Almost half of black women experience some form of hair loss. However, few doctors are familiar with black hairstyling practices, leaving many women to sort through unhelpful — or even harmful — advice on their own.
Dermatologist Crystal Aguh, one of just a small group of dermatologists across the country specializing in hair loss, offers these tips to help women protect their hair and recognize common warning signs of hair loss.
What steps can I take to prevent or slow hair loss?
Unfortunately, certain types of hair loss are genetic, and very little can be done to prevent them. Genetic types of hair loss include alopecia areata and female pattern hair loss.
But other types of hair loss (including generalized hair shedding) can be brought on by stress and a poor diet. Do your best to eat a balanced diet, and find ways to take care of your mental health.
For added benefit, stay up to date with your routine checkups. Anemia, low levels of vitamin D and abnormal thyroid hormones can all affect the health of your hair. Simple bloodwork from your primary care physician can determine if these conditions are contributing to your hair loss.
Black women in particular are prone to a type of hair loss called traction alopecia, which is caused by heat, chemicals and tight styles that pull at the hair root, including some braids, dreadlocks, extensions and weaves.
What can I do about traction alopecia?
To protect your hair from traction alopecia and prevent further damage:
Ask your stylist to create looser braids or dreadlocks.
If you have braids, remove them after three months.
If you wear a weave or hair extensions, remove them after eight weeks.
If you have relaxed or dyed hair, make sure these treatments are applied by a professional. If you still notice breakage or hair shedding, avoid chemical treatments completely.
Minimize (or completely avoid) heat styling, including hair dryers, flat irons and curling irons. These wear out the hair and can lead to major hair loss.
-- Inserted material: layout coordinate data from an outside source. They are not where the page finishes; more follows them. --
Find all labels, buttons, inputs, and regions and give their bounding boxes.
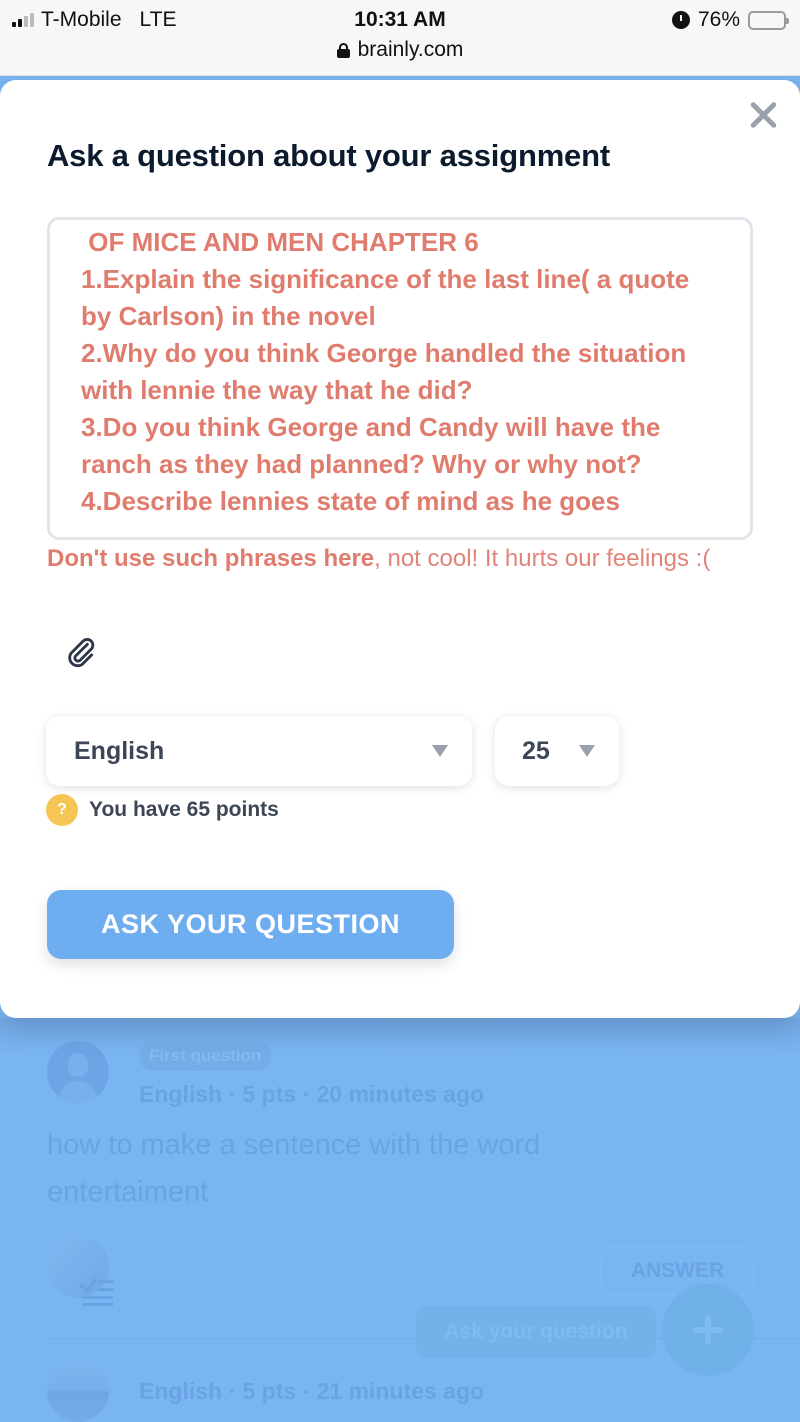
subject-select[interactable]: English [46, 716, 472, 786]
subject-select-value: English [74, 736, 165, 765]
lock-icon [336, 42, 350, 58]
checklist-icon [80, 1278, 113, 1306]
question-input[interactable]: OF MICE AND MEN CHAPTER 6 1.Explain the … [47, 217, 753, 540]
close-icon[interactable] [746, 98, 780, 132]
question-feed: First question English · 5 pts · 20 minu… [0, 1018, 800, 1422]
add-question-fab[interactable] [662, 1284, 754, 1376]
warning-rest: , not cool! It hurts our feelings :( [374, 545, 711, 572]
chevron-down-icon [579, 745, 595, 757]
help-icon[interactable]: ? [46, 794, 78, 826]
question-meta: English · 5 pts · 21 minutes ago [139, 1378, 485, 1404]
question-content[interactable]: how to make a sentence with the word ent… [47, 1122, 667, 1216]
points-select-value: 25 [522, 736, 550, 765]
points-info-text: You have 65 points [89, 798, 279, 821]
paperclip-icon[interactable] [64, 635, 98, 669]
status-right: 76% [671, 8, 789, 32]
points-select[interactable]: 25 [495, 716, 619, 786]
modal-title: Ask a question about your assignment [47, 138, 610, 173]
ask-your-question-button[interactable]: Ask your question [416, 1306, 656, 1358]
status-bar: T-Mobile LTE 10:31 AM 76% brainly.com [0, 0, 800, 76]
modal-shadow [0, 1018, 800, 1058]
first-question-badge: First question [139, 1041, 272, 1071]
points-info: ? You have 65 points [46, 794, 279, 826]
question-text: OF MICE AND MEN CHAPTER 6 1.Explain the … [81, 227, 690, 516]
avatar[interactable] [47, 1041, 109, 1103]
avatar[interactable] [47, 1360, 109, 1422]
question-meta: English · 5 pts · 20 minutes ago [139, 1081, 485, 1107]
chevron-down-icon [432, 745, 448, 757]
battery-percent: 76% [697, 8, 740, 31]
ask-question-button[interactable]: ASK YOUR QUESTION [47, 890, 454, 959]
alarm-icon [671, 11, 690, 29]
warning-bold: Don't use such phrases here [47, 545, 375, 572]
url-bar[interactable]: brainly.com [0, 38, 800, 62]
ask-question-modal: Ask a question about your assignment OF … [0, 80, 800, 1018]
answer-button[interactable]: ANSWER [600, 1246, 755, 1296]
battery-icon [748, 10, 789, 30]
url-text: brainly.com [357, 38, 464, 61]
warning-message: Don't use such phrases here, not cool! I… [47, 542, 757, 576]
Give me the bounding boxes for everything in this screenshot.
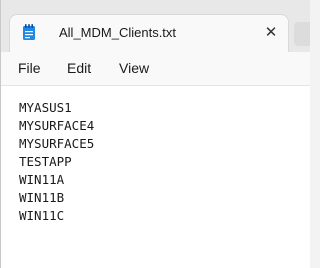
editor-line: WIN11A [19, 172, 65, 187]
menu-view[interactable]: View [119, 60, 149, 76]
notepad-file-icon [22, 24, 36, 41]
menu-file[interactable]: File [18, 60, 41, 76]
editor-line: MYSURFACE5 [19, 136, 95, 151]
new-tab-button[interactable] [294, 22, 310, 46]
editor-line: WIN11C [19, 208, 65, 223]
tab-title: All_MDM_Clients.txt [59, 25, 177, 40]
tab-all-mdm-clients[interactable]: All_MDM_Clients.txt ✕ [9, 14, 289, 52]
editor-line: TESTAPP [19, 154, 72, 169]
tab-strip: All_MDM_Clients.txt ✕ [1, 0, 310, 52]
menu-edit[interactable]: Edit [67, 60, 91, 76]
notepad-window: All_MDM_Clients.txt ✕ File Edit View MYA… [0, 0, 310, 268]
close-icon[interactable]: ✕ [260, 21, 282, 43]
editor-line: MYASUS1 [19, 100, 72, 115]
editor-line: WIN11B [19, 190, 65, 205]
menu-bar: File Edit View [1, 52, 310, 86]
editor-line: MYSURFACE4 [19, 118, 95, 133]
text-editor-area[interactable]: MYASUS1 MYSURFACE4 MYSURFACE5 TESTAPP WI… [1, 86, 310, 268]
What are the warning signs of hair loss?
It can be hard to tell if you’re losing hair — especially if your hair loss happens gradually.
Instead, you may notice that your ponytails don’t feel as thick, or that your scalp is more visible.
If you’re unsure, ask your stylist (preferably someone who has known you for some time) if they have noticed any differences. This is especially important for women who are experiencing hair loss in areas that are difficult to see without someone else’s help, such as the top of the scalp.
If you or your stylist suspect hair loss, make an appointment with a dermatologist. Generally, the sooner you act, the more hair you can save.